As a national economic system, centralised control, often known as communism, failed spectacularly in the USSR. More recently China's attempt to incorporate capitalist elements to its centralised economic control framework led to the country wasting US$6.8 trillion in investment, according to a recent report in The Financial Times.

Such failure also tends to be true at the company level. Centralised management, or non-delegation, restricts a company’s potential. The chief executive is a single person and if he retains complete control and refuses to delegate then he will limit the potential of the company to his personal ability to manage all of it.

On the other hand, a more distributed control structure allows the company to scale its business by scaling its human resources.

Lack of delegation not only affects revenue, it also presents catastrophic risks. That is correct, risks is plural.

First is that any error in judgment by the chief executive is promulgated through the organisation with little chance of being checked. An error will therefore immediately spread through the whole organisation.

Lack of opportunity for other executives and middle-management to make decisions cripples their development as effective managers. Sitting in one's office chair every day does not equate to work experience. When the CEO eventually leaves, or more likely is pushed out or retires, there will be no one who is familiar with the company and who has any real management skills.

Replacing the chief executive in a healthy company need not disrupt the business. But replacing one who does not delegate, and when the chief operating officer, chief financial officer and the heads of departments do not understand how to manage their business, is a catastrophe.

In the Middle East these issues are more prevalent than in developed markets. The reasons for this range from unique social and cultural norms to nascent shareholder activism to ineffective boards.

The first issue is the use of information as power. This is not unique to the Middle East, but the extent to which it is used in the region relative to developed markets is breathtaking.

The use of the power is also bi-directional. Used downwards the control of information exercises complete control over the CEO’s subordinates since without information employees cannot perform their jobs. As the UAE’s economy continues to grow into a knowledge- based economy this makes the problem much more acute. The inefficiency of having to play corporate politics just to get the job done is clearly value-destructive.

Controlling the information downwards has the added benefit of controlling it upwards. This allows the CEO not only to control his employees but to surreptitiously control the board and even the shareholders. This in turn weakens and even neutralises any corporate governance or other forms of oversight.

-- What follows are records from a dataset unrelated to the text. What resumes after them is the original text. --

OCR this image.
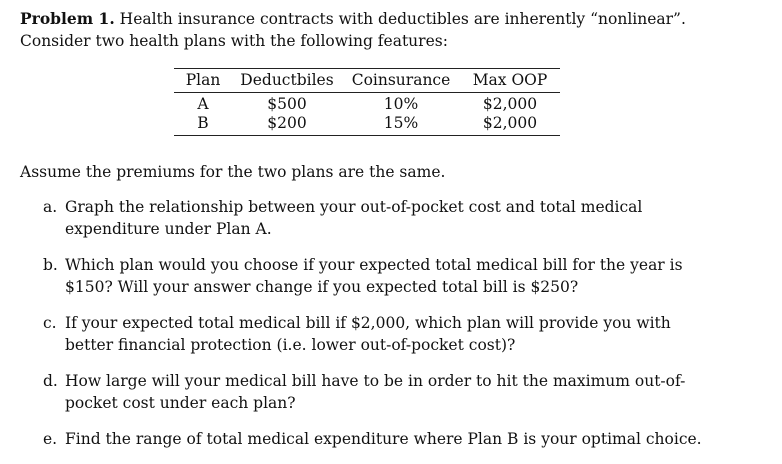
Problem 1. Health insurance contracts with deductibles are inherently “nonlinear”. Consider two health plans with the following features:
Plan	Deductbiles	Coinsurance	Max OOP
A	$500	10%	$2,000
B	$200	15%	$2,000
Assume the premiums for the two plans are the same.
a. Graph the relationship between your out-of-pocket cost and total medical expenditure under Plan A.
b. Which plan would you choose if your expected total medical bill for the year is $150? Will your answer change if you expected total bill is $250?
c. If your expected total medical bill if $2,000, which plan will provide you with better financial protection (i.e. lower out-of-pocket cost)?
d. How large will your medical bill have to be in order to hit the maximum out-of-pocket cost under each plan?
e. Find the range of total medical expenditure where Plan B is your optimal choice.
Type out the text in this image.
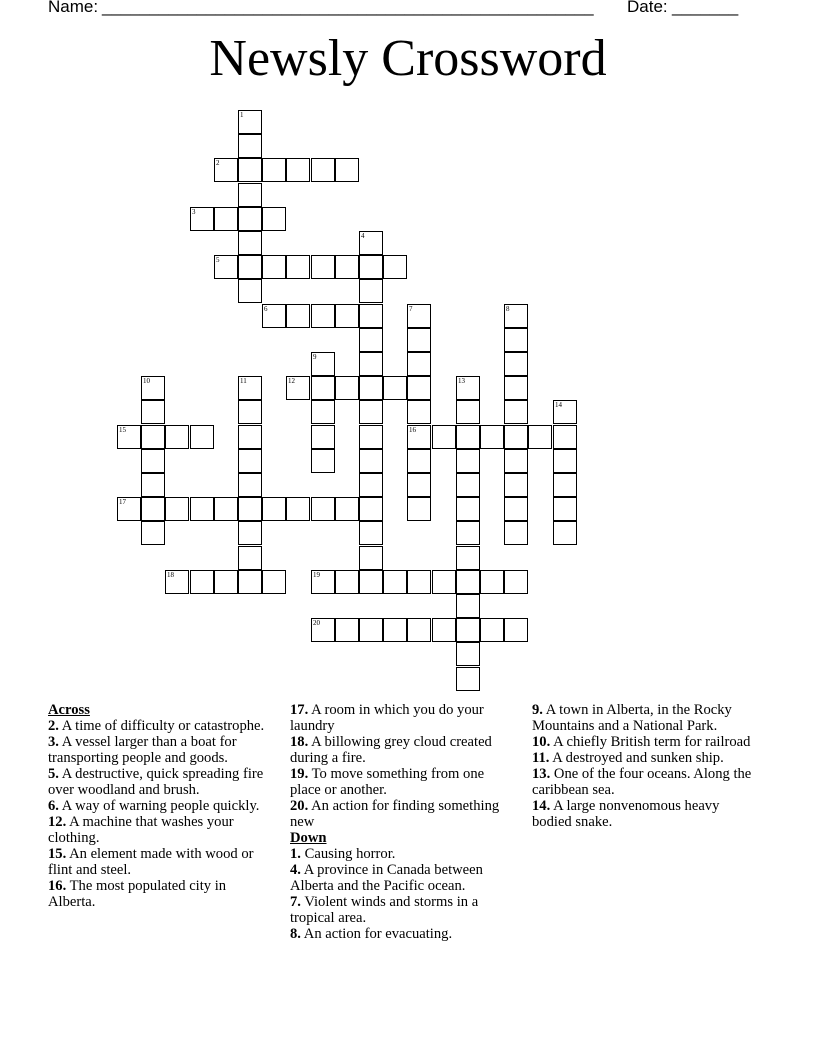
Name: ____________________________________________________ Date: _______
Newsly Crossword
1
2
3
4
5
6	7
16
8
9
10	11	12	13
14
15
17
18	19
20
Across

2. A time of difficulty or catastrophe.

3. A vessel larger than a boat for transporting people and goods.

5. A destructive, quick spreading fire over woodland and brush.

6. A way of warning people quickly.

12. A machine that washes your clothing.

15. An element made with wood or flint and steel.

16. The most populated city in Alberta.

17. A room in which you do your laundry

18. A billowing grey cloud created during a fire.

19. To move something from one place or another.

20. An action for finding something new

Down

1. Causing horror.

4. A province in Canada between Alberta and the Pacific ocean.

7. Violent winds and storms in a tropical area.

8. An action for evacuating.

9. A town in Alberta, in the Rocky Mountains and a National Park.

10. A chiefly British term for railroad

11. A destroyed and sunken ship.

13. One of the four oceans. Along the caribbean sea.

14. A large nonvenomous heavy bodied snake.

The next issue is the Middle Eastern insistence on personal loyalty. At first blush this might not make sense. But the issue here is personal loyalty as opposed to company loyalty. The company is where management’s loyalty should lie. A chief executive who instead demands personal loyalty to cement his centralised control over the organisation also creates a weak governance culture and lays the seeds for fraud.

The third Middle East-focused issue is a predilection to self-aggrandisement. Everybody wants to be seen as the star. Everybody wants to be regarded as the indispensable vizier. There is no faster way to do this than to control information.

Why does this happen? In the end, it goes back to loyalty. A board or a chairman who blindly trusts their CEO and refuses to listen to any other voices, be it from other board members, executives, clients, shareholders or other stakeholders creates an environment that allows the boss to abuse their position. It is a very real case of the emperor wearing no clothes and the CEO playing the overpaid tailor.

The solution, as it usually is, lies in the corporate governance framework of the company. The board needs to understand the value of a diffuse control structure and remain alert to the red flags of information manipulation, self-aggrandisement and lackey collecting. Most importantly if there is no real change in the C-suite over years, or worse, decades then you can be sure that the chief executive is in complete control. That is not a good thing.